1940s >> 1943 >> no-464-april-1943

Pocket History of the British Working Class

One of the faults of Postgate’s “Pocket History of the British Working Class” (N.C.L.C., 2s.) is that it is far too short to deal with the tremendous amount of material. The effort to compress working class history into 90 pages must result in the omission of much that is important. This, however, is not our only criticism, as while the book serves well as an introduction to the study of the infancy of the movement, the latter part, from the formation of the Labour organisations onwards, contains some inaccuracies.

The difference between the craft guilds of the journeymen and the Trade Unions is shown quite well. And a good outline is given of the efforts of the unions and sympathisers to gain a legal standing for the unions by the repeal of the Combination laws.

The Owenite movement is touched upon, but none of the other Utopians, such as Richard Hall, A. Combe, and John Bray are mentioned. The writings of these men played an important part in the theoretical side of the workers’ movement in the early nineteenth century and a knowledge of their ideas is very useful to any student of working-class history.

The Chartist movement is summarised fairly adequately; the course of the movement, the disputes over the questions of violence, moral force and compromise, and the waning of enthusiasm, which eventually led to its break-up, are very well described. The wild statement of Stephens, given on page 30, “limb for limb . . . blood for blood,” could have been followed by this statement of Lovett, a striking contrast: “All this hurry and haste, this bluster and menace of armed opposition can only lead to premature outbreaks and to the destruction of Chartism.’ (History of British Socialism, Vol. 2, page 43, M. Beer.) One lesson we have learned is that the working class cannot maintain and sustain its movement by using violence against their employers or the State.

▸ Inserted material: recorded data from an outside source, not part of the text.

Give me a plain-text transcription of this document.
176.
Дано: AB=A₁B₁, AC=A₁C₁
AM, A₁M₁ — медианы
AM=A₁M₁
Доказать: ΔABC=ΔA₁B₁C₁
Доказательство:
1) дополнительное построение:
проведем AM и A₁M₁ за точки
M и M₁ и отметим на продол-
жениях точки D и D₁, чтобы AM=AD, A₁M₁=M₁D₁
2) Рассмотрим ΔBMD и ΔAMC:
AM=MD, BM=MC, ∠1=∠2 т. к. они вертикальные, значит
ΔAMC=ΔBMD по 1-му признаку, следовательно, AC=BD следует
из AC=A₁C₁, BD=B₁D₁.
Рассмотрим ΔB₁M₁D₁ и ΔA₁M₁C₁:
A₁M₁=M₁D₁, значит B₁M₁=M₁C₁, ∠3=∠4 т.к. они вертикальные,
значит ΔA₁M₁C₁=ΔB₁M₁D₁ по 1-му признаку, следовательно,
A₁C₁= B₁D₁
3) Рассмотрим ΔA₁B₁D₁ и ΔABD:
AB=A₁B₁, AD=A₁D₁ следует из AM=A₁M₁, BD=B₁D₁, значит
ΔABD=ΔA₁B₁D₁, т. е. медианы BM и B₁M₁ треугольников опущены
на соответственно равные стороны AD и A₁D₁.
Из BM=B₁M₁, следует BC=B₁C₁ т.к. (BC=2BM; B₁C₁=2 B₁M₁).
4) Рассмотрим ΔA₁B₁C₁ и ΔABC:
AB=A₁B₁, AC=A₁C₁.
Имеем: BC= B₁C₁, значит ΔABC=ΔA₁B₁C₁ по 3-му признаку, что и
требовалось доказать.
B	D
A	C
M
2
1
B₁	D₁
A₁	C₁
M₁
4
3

With the collapse of the Chartist movement and the rise of the “new model” unions, the workers seek concessions on the industrial field, and we have a short period of stagnation politically. We see large amalgamated unions arise which attempted to work in a spirit of co-operation and conciliation with the employers. Despite their activities, strikes occurred in many industries and widespread discontent existed. The Reform Act of 1867, giving the vote to town workers, and certain other concessions obtained, led the members of these unions to support the Liberals in elections, and some of their leaders went into Parliament as Liberals. In fact, as Postgate says on page 56, “Politically they become indistinguishable from party Liberals.”

We now come to what must be considered the less satisfactory part of the book. When reading a work dealing with Socialism and Socialists, a newcomer would at least expect a little enlightenment as to what Socialism means, and an indication of how to establish it. In this work he will look in vain. Postgate classes all Labour organisations, with the exception of the Labour Party at its foundation, as Socialist, but differing in their methods of obtaining it. “Class war, the dialectic, no compromise, no reforms—the revolution or nothing. These were S.D.F. principles.” (Page 68.) This is far too sweeping a statement, as the S.D.F. throughout their history were advocates of reforms.

We are. told that the work of Keir Hardie and the I.L.P. was “the making of Socialism a mass movement instead of a clique’s doctrine ” (page 64). Yet forty-seven years after they were founded, C. A. Smith, their chairman, wrote in the New Leader, March 14th, 1940, when referring – to Socialism: “Clearly it is high time for Socialists to get down to the job-of definition, and make quite clear to themselves what they mean by the term.”

Although Postgate refers to the Labour Party as Lib.-Lab„ he infers, generally, that they were Socialist—e.g., page 66: “The propaganda of Socialism had at last reached the masses.” This is stated because 29 Labour men had been elected to Parliament. Non-Socialist organisations such as the Fabians, the B.S.P. and the Labour Party are paraded through these pages, but the silence regarding the S.P.G.B. is complete.

Again, when dealing with the first world war, he omits any reference to the consistent Socialist attitude of the S.P.G.B.—an attitude based on understanding—yet he mentions the opposition of the I.L.P.

It is suggested that the two Labour Governments were prevented from passing Socialist measures because of the possible opposition from the Liberals (page 78): “A full Socialist programme was ruled out by the Liberal veto.” The truth is that the Labour Party, being a non-Socialist organisation, could do nothing other than administer capitalism, with all its defects.

In general, therefore, this is a useful work so far as the early history of the movement is concerned, but in the latter sections the reader should proceed warily and critically.